JEAN.—Ah, depuis longtemps, plus longtemps que je ne croyais! Il doit y avoir des années déjà, que, sans m'en rendre compte, je suis obligé de me débattre pour conserver la foi.

SCHERTZ (vivement).—Non pas la foi! Mais cette foi réceptive des enfants: ce n'est pas la même chose!

JEAN (tout à sa pensée).—Je ne m'en suis aperçu vraiment que depuis quelques mois. Paris, peut-être... L'ambiance de Paris! L'ambiance surtout de cette Sorbonne! Ces cours où l'on analyse toutes les grandes lois universelles, sans jamais prononcer le nom de Dieu...

SCHERTZ.—On ne le nomme pas, mais on parle de lui sans cesse.

JEAN (amèrement).—J'avais l'habitude d'en parler plus nettement.

SCHERTZ (avec un sourire encourageant).—Il faut seulement s'entendre. (Hésitant.) Je pourrais peut-être vous aider, cher ami; mais je suis retenu par le peu que je sais de votre vie religieuse... Où en êtes-vous réellement?

JEAN (découragé).—Je n'en sais rien moi-même. Mais ça ne va plus, plus du tout...

L'abbé s'est assis, les jambes croisées, le buste penché en avant, le menton sur ses doigts entrelacés.

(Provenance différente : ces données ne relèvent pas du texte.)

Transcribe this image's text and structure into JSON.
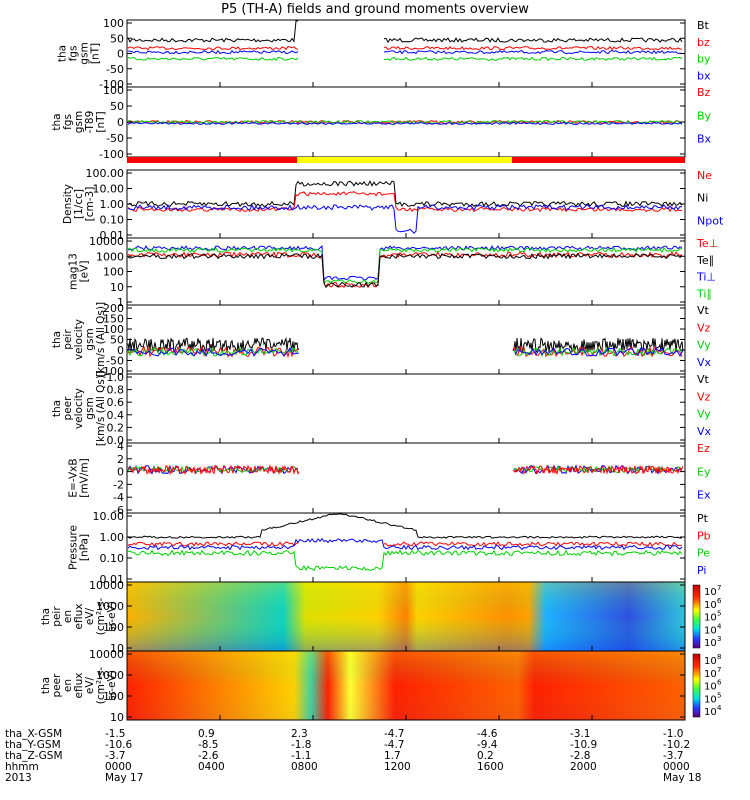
{
  "title": "P5 (TH-A) fields and ground moments overview",
  "colors": {
    "black": "#000000",
    "red": "#ff0000",
    "green": "#00d000",
    "blue": "#0000ff"
  },
  "chart_data": [
    {
      "type": "line",
      "ylabel": [
        "tha",
        "fgs",
        "gsm",
        "[nT]"
      ],
      "yticks": [
        100,
        50,
        0,
        -50,
        -100
      ],
      "ylim": [
        -100,
        100
      ],
      "legend": [
        "Bt",
        "bz",
        "by",
        "bx"
      ],
      "legend_colors": [
        "#000000",
        "#ff0000",
        "#00d000",
        "#0000ff"
      ]
    },
    {
      "type": "line",
      "ylabel": [
        "tha",
        "fgs",
        "gsm",
        "-T89",
        "[nT]"
      ],
      "yticks": [
        100,
        50,
        0,
        -50,
        -100
      ],
      "ylim": [
        -125,
        100
      ],
      "legend": [
        "Bz",
        "By",
        "Bx"
      ],
      "legend_colors": [
        "#ff0000",
        "#00d000",
        "#0000ff"
      ]
    },
    {
      "type": "bar",
      "description_colors": [
        "#ff0000",
        "#ffff00",
        "#ff0000"
      ]
    },
    {
      "type": "line",
      "ylabel": [
        "Density",
        "[1/cc]",
        "[cm-3]"
      ],
      "yticks": [
        "100.00",
        "10.00",
        "1.00",
        "0.10",
        "0.01"
      ],
      "log": true,
      "legend": [
        "Ne",
        "Ni",
        "Npot"
      ],
      "legend_colors": [
        "#ff0000",
        "#000000",
        "#0000ff"
      ]
    },
    {
      "type": "line",
      "ylabel": [
        "mag13",
        "[eV]"
      ],
      "yticks": [
        "10000",
        "1000",
        "100",
        "10",
        "1"
      ],
      "log": true,
      "legend": [
        "Te⊥",
        "Te∥",
        "Ti⊥",
        "Ti∥"
      ],
      "legend_colors": [
        "#ff0000",
        "#000000",
        "#0000ff",
        "#00d000"
      ]
    },
    {
      "type": "line",
      "ylabel": [
        "tha",
        "peir",
        "velocity",
        "gsm",
        "[km/s (All Qs)]"
      ],
      "yticks": [
        200,
        150,
        100,
        50,
        0,
        -50,
        -100
      ],
      "legend": [
        "Vt",
        "Vz",
        "Vy",
        "Vx"
      ],
      "legend_colors": [
        "#000000",
        "#ff0000",
        "#00d000",
        "#0000ff"
      ]
    },
    {
      "type": "line",
      "ylabel": [
        "tha",
        "peer",
        "velocity",
        "gsm",
        "[km/s (All Qs)]"
      ],
      "yticks": [
        "1.0",
        "0.8",
        "0.6",
        "0.4",
        "0.2",
        "0.0"
      ],
      "legend": [
        "Vt",
        "Vz",
        "Vy",
        "Vx"
      ],
      "legend_colors": [
        "#000000",
        "#ff0000",
        "#00d000",
        "#0000ff"
      ]
    },
    {
      "type": "line",
      "ylabel": [
        "E=-VxB",
        "[mV/m]"
      ],
      "yticks": [
        4,
        2,
        0,
        -2,
        -4,
        -6
      ],
      "legend": [
        "Ez",
        "Ey",
        "Ex"
      ],
      "legend_colors": [
        "#ff0000",
        "#00d000",
        "#0000ff"
      ]
    },
    {
      "type": "line",
      "ylabel": [
        "Pressure",
        "[nPa]"
      ],
      "yticks": [
        "10.00",
        "1.00",
        "0.10",
        "0.01"
      ],
      "log": true,
      "legend": [
        "Pt",
        "Pb",
        "Pe",
        "Pi"
      ],
      "legend_colors": [
        "#000000",
        "#ff0000",
        "#00d000",
        "#0000ff"
      ]
    },
    {
      "type": "heatmap",
      "ylabel": [
        "tha",
        "peir",
        "en",
        "eflux",
        "eV/",
        "(cm²-s-",
        "sr-eV)"
      ],
      "yticks": [
        "10000",
        "1000",
        "100",
        "10"
      ],
      "colorbar": [
        "10",
        "10",
        "10",
        "10",
        "10"
      ],
      "colorbar_exp": [
        "7",
        "6",
        "5",
        "4",
        "3"
      ]
    },
    {
      "type": "heatmap",
      "ylabel": [
        "tha",
        "peer",
        "en",
        "eflux",
        "eV/",
        "(cm²-s-",
        "sr-eV)"
      ],
      "yticks": [
        "10000",
        "1000",
        "100",
        "10"
      ],
      "colorbar": [
        "10",
        "10",
        "10",
        "10",
        "10"
      ],
      "colorbar_exp": [
        "8",
        "7",
        "6",
        "5",
        "4"
      ]
    }
  ],
  "x_axis": {
    "row_labels": [
      "tha_X-GSM",
      "tha_Y-GSM",
      "tha_Z-GSM",
      "hhmm",
      "2013"
    ],
    "columns": [
      [
        "-1.5",
        "-10.6",
        "-3.7",
        "0000",
        "May 17"
      ],
      [
        "0.9",
        "-8.5",
        "-2.6",
        "0400",
        ""
      ],
      [
        "2.3",
        "-1.8",
        "-1.1",
        "0800",
        ""
      ],
      [
        "-4.7",
        "-4.7",
        "1.7",
        "1200",
        ""
      ],
      [
        "-4.6",
        "-9.4",
        "0.2",
        "1600",
        ""
      ],
      [
        "-3.1",
        "-10.9",
        "-2.8",
        "2000",
        ""
      ],
      [
        "-1.0",
        "-10.2",
        "-3.7",
        "0000",
        "May 18"
      ]
    ]
  }
}
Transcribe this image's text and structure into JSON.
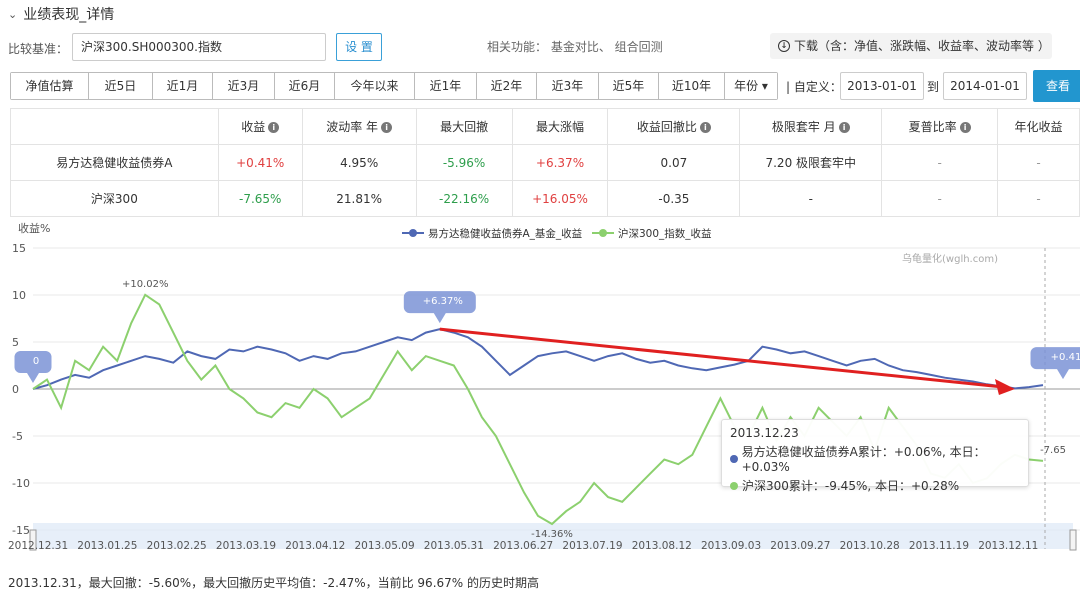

JEAN.—Je suis partagé entre des tendances qui se contredisent. Un déséquilibre atroce, d'autant plus douloureux que j'ai connu le calme, la foi sereine, le bon feu intérieur... Je vous jure que je n'ai rien fait pour en arriver là: au contraire. Longtemps j'ai refusé à ma raison le droit de s'attacher à ces questions. Mais maintenant je ne peux plus. Les objections s'amoncellent autour de moi; presque chaque jour j'en rencontre une nouvelle! J'ai bien dû m'apercevoir, bon gré, mal gré, qu'il n'y a pas un seul point de la doctrine catholique qui ne soulève aujourd'hui d'innombrables contradictions... (Tirant de sa poche un fascicule de revue.) Tenez, connaissez-vous ça? Un article de Brunois: «Les rapports de la raison et de la foi» (Geste négatif de Schertz.) Ça m'est tombé sous les yeux, par hasard, il n'y a pas bien longtemps. Je n'avais jusque-là aucune idée de ce que pouvait être l'exégèse moderne, je ne soupçonnais pas ce qu'étaient les attaques de la critique historique... Quelle révélation!

C'est là-dedans que j'ai appris, pour la première fois des choses comme ceci: Que les Évangiles ont été rédigés entre les années 65 et 100 après Jésus-Christ, et que, par conséquent, l'Église s'est fondée, a existé, pourrait exister sans eux... Plus de soixante ans après le Christ! Comme si, de nos jours, sans un seul document écrit, à l'aide de souvenirs et de vagues témoignages, on voulait consigner les actes et les paroles de Napoléon... Et voilà le livre fondamental, dont l'exactitude ne doit être mise en doute par aucun catholique!